Mit dieser Regelung wird die Erringung der Deutschen Meisterschaft deutlich erschwert und dem letzten Spieltag (Austragungsort) kommt natürlich eine besondere Bedeutung zu. Dies ist den Termin- und Spielortplanern der DBU offensichtlich nicht bewusst. Immerhin spielen zwei Berliner Teams in der Bundesliga und der letzte Spieltag findet wo statt ? In Berlin. Wenn man schon diese aus zumindest sportlicher Sicht umstrittene Regeländerung einführt, hätte man zumindest für den letzten Spieltag einen neutralen Spielort wie z.B. Ludwigshafen wählen können oder ?

Aber wir in Kassel sind schon dankbar, daß wenigstens während der Weltmeisterschaften in den USA (24.11.-04.12.2017) bei drei WM-Teilnehmern von Finale Kassel kein Bundesligastart gelegt wurde. Noch dankbarer wären wir allerdings gewesen, wenn das auch für den Bowling-Worldcup in Mexiko so gewesen wäre.

So können wir froh sein, daß sich nur Oliver Morig für Deutschland für den Worldcup qualifiziert hat. Zum Glück nicht Richard Teece für England und Jesper Agerbo auch nicht für Dänemark. Mittlerweile spielen ja auch eine Reihe ausländischer Spitzenspieler in der 1. und 2.Bundesliga. Dies scheint unseren DBU-Funktionären bei der Termingestaltung noch nicht aufgefallen zu sein. Den Begriff Wettbewerbsverzerrung scheint dort ebenfalls nicht bekannt zu sein. 

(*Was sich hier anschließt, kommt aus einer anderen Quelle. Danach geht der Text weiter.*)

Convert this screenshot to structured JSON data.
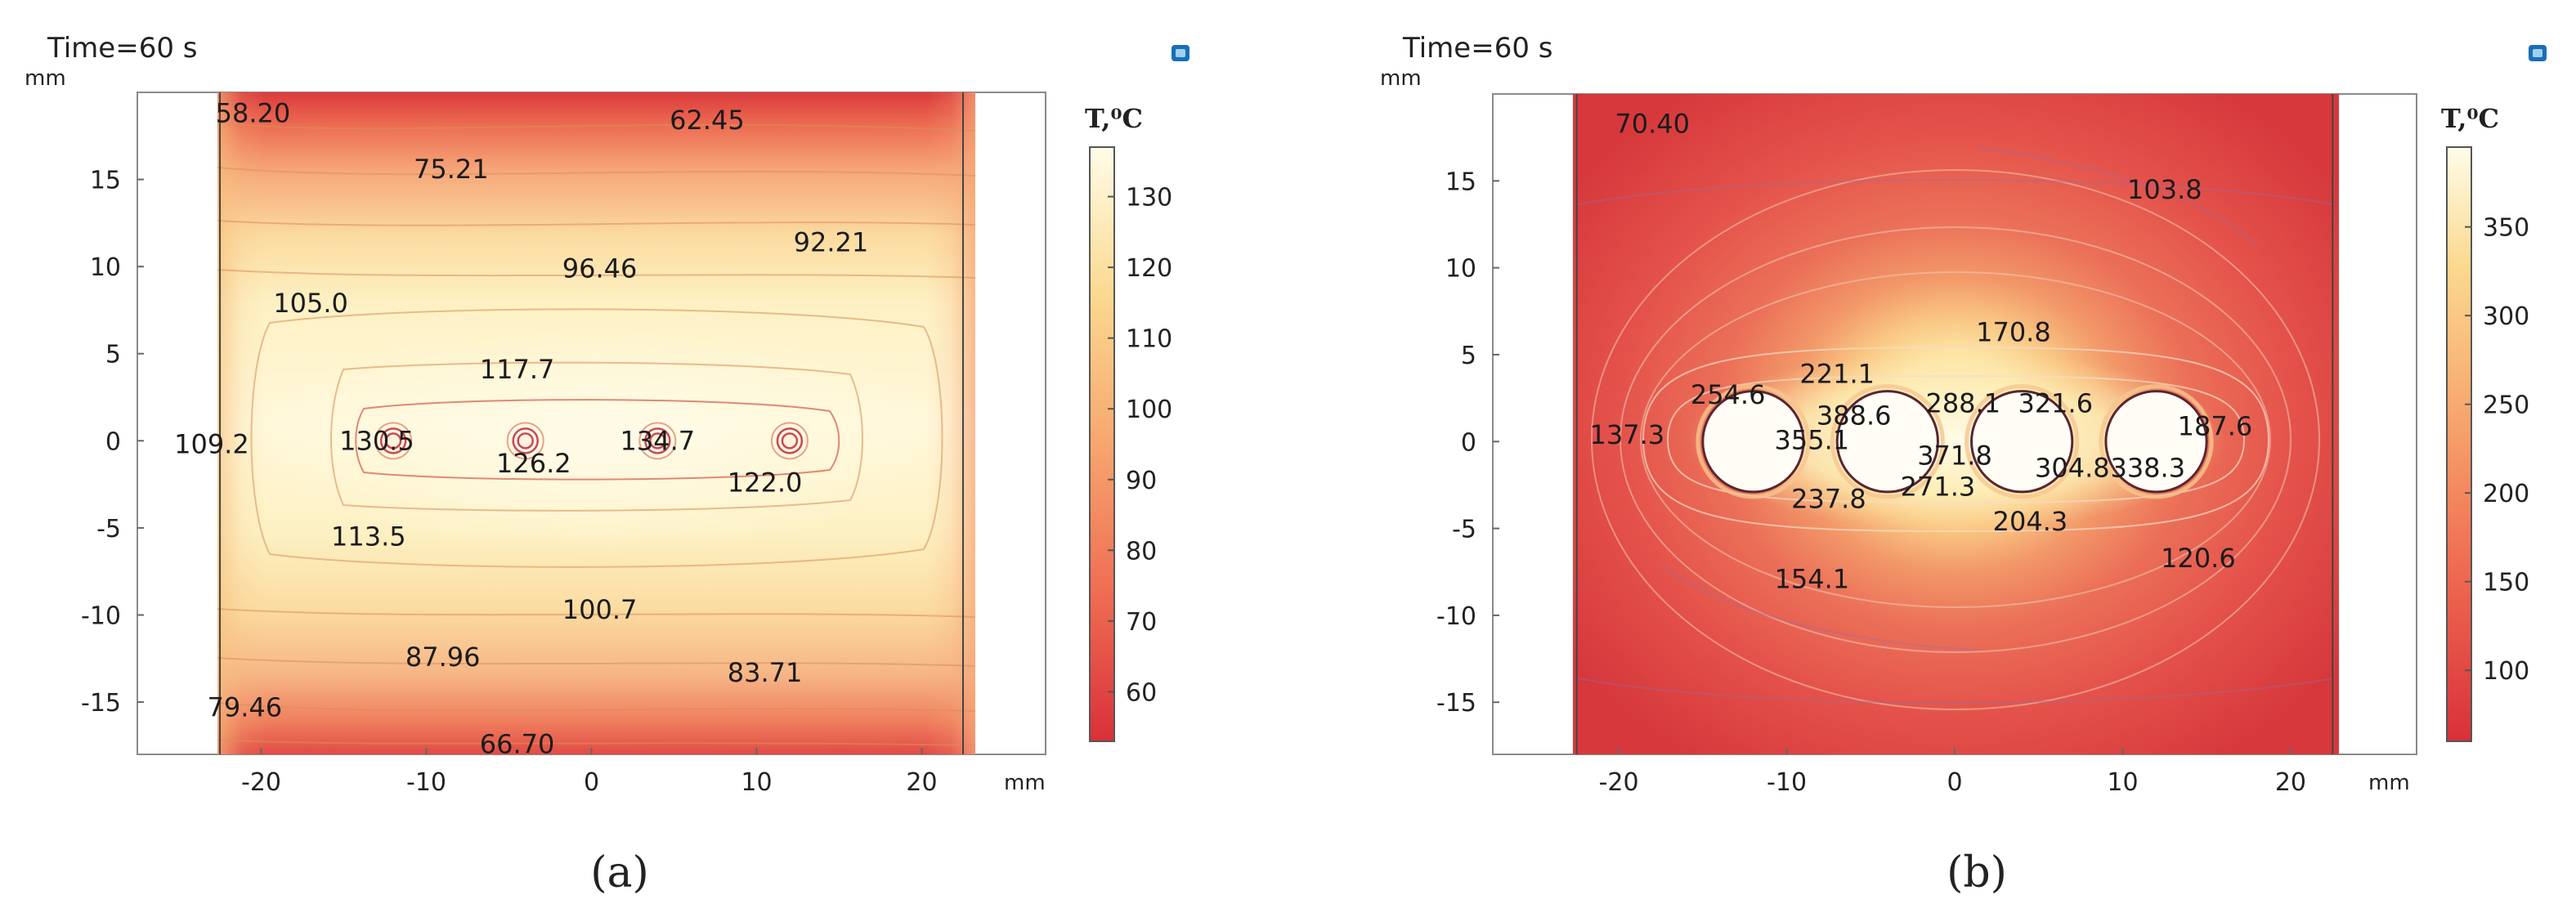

Ganze sechs Bundesligaspieltage pro Saison: da kann man vom Terminplaner wohl einen Bundesliga-Terminplan ohne Überschneidungen mit EM/WM/Worldcup und 11-12 EBT-Turnieren erwarten.

 

 

 

 

Finale II zum Saisonstart in Wetzlar

mit Rückkehrer Dirk Heller

 

Nach den enttäuschenden Relegationsspielen zum Aufstieg in die Hessenliga muß unsere "Zweite" ein weiteres Jahr in der Regionalliga Hessen spielen. Zum Start am kommenden Sonntag (24.09.2017) muß man in Wetzlar antreten. Man übt sich dabei zunächst in Demut und gibt als Saisonziel lediglich den Klassenerhalt an. Aber wie das in 8er-Team-Ligen so ist, gibt es hier selten ein Mittelfeld. Wenn man nichts mit dem Abstieg zu tun haben will, ist man fast zwangsläufig in der Spitze dabei.

Gegenüber der letzten Saison muß unsere Zweite allerdings auf den Schnittbesten Spieler verzichten. Marco Rischer hat sich beruflich verändert und steht nicht mehr zur Verfügung. Da passt die Rückkehr von Ex-Finalespieler Dirk Heller (Bi.) gut ins Konzept. Mit 160 Erstligaeinsätzen sollte er in der Lage sein Marco Rischer zu ersetzen.

Der übrige Kader ist zusammengeblieben und hofft auf einen guten Saisonstart. Dabei ist nicht sicher, ob Oldie Dieter Collmann zur Verfügung steht. Aber mit Volkan Özsoy, Nico Henneberg, Lothar Mand, Fabien Horn und evtl. Rolf Hübner sollte ein Platz unter den ersten fünf Teams der Liga möglich sein.